My heart swelled. I loved hunting with my father. Waking up early, sitting in the cold, enjoying the silent camaraderie and companionship, laughing and whispering to pass the time. But the love was bittersweet, because for every laugh and cup of coffee my father and I shared, there were other, far different moments we shared.
I thought of my father’s anger, the moments he yelled at my siblings and I, telling us we brushed our teeth wrong, or that we closed doors incorrectly. I thought of the times I had to re-mow the lawn because he said the lines were not perfectly straight. I thought of all the afternoons I spent hiding in my room with my little brother, trying to stop him from crying, of all the times I did homework by flashlight because he could not sleep with any lights on in the house. I thought of how emotionally drained I felt after I helped put Ben to bed every night.
As I shivered in the cold, my mind wandered to a night I spent talking with my sister. I had been berated earlier that day for chewing too loudly, another one of his endless critiques. Perched cross-legged on her bed, she looked me in the eye. “Jordan,” she said, “Dad’s narcissistic. He thinks of himself as the center of the universe. He wants ultimate control and praise, but you can’t blame him for everything. Yes, he has his faults, but we all do, don’t we? Jordan you have to separate the things he says that hold no weight and the things he says that have value. He may not say them in the right way, but if you continue hating him, eventually you may end up like him.”

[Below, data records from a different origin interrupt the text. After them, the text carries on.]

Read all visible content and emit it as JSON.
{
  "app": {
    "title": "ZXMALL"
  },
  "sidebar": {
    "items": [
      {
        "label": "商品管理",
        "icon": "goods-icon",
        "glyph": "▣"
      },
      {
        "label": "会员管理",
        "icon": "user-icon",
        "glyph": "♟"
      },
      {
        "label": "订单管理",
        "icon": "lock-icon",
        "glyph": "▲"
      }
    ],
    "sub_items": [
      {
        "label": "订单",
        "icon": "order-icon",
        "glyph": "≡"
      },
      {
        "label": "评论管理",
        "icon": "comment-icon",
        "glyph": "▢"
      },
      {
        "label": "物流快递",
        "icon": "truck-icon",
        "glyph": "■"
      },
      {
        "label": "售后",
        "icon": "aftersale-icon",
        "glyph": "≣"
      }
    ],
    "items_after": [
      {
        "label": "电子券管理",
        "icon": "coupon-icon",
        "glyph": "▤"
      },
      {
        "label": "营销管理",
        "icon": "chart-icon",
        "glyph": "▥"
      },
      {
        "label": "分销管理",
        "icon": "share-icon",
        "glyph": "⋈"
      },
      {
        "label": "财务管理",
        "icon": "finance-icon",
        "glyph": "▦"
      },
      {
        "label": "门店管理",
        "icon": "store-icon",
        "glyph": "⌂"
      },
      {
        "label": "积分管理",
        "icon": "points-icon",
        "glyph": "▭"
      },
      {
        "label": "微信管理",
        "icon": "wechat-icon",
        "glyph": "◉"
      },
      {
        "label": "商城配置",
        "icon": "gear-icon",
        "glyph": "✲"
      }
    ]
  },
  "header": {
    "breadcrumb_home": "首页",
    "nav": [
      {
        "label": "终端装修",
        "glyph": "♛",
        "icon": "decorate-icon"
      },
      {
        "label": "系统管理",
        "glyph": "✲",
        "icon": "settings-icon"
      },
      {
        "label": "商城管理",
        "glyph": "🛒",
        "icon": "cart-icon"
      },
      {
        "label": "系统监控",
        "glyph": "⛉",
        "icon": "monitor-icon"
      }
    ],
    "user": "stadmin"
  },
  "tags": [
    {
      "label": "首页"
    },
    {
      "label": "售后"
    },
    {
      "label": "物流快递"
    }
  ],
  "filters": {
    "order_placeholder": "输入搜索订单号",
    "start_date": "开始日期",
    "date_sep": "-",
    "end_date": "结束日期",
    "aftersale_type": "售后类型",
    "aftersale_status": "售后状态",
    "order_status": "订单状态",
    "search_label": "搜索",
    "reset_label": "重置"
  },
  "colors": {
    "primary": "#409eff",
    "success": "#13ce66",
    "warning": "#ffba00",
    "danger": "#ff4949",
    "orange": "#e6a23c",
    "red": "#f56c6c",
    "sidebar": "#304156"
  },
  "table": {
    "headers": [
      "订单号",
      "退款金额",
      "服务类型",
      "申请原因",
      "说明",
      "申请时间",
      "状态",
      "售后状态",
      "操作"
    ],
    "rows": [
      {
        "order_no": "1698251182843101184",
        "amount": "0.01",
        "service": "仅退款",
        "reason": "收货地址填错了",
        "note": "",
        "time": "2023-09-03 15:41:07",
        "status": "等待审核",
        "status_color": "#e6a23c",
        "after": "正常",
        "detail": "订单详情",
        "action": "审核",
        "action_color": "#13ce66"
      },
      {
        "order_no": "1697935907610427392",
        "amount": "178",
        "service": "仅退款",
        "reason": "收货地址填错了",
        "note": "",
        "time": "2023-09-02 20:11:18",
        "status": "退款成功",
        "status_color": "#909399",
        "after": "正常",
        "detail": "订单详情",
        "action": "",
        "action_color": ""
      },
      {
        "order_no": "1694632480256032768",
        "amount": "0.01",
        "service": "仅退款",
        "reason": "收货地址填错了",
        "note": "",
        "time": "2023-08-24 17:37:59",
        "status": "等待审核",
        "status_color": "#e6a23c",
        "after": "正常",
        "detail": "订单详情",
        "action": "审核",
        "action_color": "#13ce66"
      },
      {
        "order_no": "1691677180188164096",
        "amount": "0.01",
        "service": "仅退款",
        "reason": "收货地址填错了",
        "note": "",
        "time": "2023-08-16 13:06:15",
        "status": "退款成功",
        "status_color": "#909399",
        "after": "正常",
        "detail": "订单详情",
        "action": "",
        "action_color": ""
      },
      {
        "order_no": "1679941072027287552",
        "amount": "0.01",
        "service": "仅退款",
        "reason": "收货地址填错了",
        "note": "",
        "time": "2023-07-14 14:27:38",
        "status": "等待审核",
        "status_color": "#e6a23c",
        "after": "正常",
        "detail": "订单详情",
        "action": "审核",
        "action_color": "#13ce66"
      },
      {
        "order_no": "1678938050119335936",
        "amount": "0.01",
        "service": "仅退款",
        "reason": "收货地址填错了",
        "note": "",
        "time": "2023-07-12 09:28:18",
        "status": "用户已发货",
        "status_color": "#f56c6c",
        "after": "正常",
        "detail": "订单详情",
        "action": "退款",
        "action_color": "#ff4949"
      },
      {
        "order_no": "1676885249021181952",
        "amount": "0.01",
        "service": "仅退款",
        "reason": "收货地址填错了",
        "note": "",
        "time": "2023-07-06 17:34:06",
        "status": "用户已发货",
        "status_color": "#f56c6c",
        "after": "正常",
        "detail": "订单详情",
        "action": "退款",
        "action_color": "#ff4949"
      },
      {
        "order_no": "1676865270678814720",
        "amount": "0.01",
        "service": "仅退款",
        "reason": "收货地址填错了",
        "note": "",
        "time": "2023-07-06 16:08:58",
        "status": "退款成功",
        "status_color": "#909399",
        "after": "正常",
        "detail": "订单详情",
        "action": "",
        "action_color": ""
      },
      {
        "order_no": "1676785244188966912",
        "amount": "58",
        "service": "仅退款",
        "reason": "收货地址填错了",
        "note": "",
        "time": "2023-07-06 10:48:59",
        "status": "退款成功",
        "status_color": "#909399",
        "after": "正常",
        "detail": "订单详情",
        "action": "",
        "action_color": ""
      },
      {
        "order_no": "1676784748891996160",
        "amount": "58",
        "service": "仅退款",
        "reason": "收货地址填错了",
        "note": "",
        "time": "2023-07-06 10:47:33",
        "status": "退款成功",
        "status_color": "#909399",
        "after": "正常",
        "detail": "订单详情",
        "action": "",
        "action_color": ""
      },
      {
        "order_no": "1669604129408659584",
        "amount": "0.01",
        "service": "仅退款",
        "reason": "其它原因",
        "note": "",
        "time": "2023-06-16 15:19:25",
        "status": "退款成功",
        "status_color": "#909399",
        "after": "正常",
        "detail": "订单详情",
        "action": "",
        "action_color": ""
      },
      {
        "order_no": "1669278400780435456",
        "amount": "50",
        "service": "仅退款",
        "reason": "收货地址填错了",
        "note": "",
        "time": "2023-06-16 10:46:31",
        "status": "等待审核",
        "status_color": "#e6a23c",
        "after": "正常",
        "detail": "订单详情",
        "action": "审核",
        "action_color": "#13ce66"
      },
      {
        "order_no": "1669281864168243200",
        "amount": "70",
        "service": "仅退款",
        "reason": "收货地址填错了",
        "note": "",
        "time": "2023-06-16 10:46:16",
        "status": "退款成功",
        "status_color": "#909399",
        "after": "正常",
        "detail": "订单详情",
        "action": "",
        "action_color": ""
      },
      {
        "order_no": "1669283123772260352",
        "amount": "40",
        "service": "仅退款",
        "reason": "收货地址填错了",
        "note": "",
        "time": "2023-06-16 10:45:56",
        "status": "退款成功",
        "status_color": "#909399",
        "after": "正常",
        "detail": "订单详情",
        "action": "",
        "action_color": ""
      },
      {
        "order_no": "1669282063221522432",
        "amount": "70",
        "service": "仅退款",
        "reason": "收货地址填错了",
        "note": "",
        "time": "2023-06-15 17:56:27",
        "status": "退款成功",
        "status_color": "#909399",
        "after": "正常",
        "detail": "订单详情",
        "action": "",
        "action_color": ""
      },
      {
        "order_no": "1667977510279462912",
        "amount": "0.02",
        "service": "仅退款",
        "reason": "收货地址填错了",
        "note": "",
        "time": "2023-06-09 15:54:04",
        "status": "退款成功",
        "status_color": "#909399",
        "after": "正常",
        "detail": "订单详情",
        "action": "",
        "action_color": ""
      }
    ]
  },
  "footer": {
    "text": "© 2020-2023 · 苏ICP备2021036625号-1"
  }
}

After thinking about what she said, I realized what made those cold mornings with my father so important. All the walking and coffee breaks were not about the elusive deer or the bitter brew; they were about separating my father’s love and good intentions from his anger and control; they were about understanding how his constant unemployment, unflagging narcissism and bouts with alcohol did not excuse his actions, but contextualized them. Instead of his narcissism, I saw the intelligent, driven man whose dreams and ideas never reached fruition; I saw the depressed man who took the stress of the world on his shoulders, but refused to share it. As I listened to him, I began to see more and more of how he thought, and I began to understand him.
In the same way I’ve worked to look beyond my father's exterior, I want to pursue a deeper understanding of the world around me. I want to explore the unique intricacies of the ‘social contract’, diving deeper into the interlocking set of social pressures that drive human relationships. I want to examine neural maps, the molecules and that make them up, and how their interactions cause feelings of pain or ecstasy. I want to examine software beyond its code, and research the way electrons flow through microprocessors so that I can devise better, faster and more efficient ways to compute data. Through my father, I’ve learned that the world around me is a multilayered organism, and I want to take the time to look past its surface and understand its underlying complexities.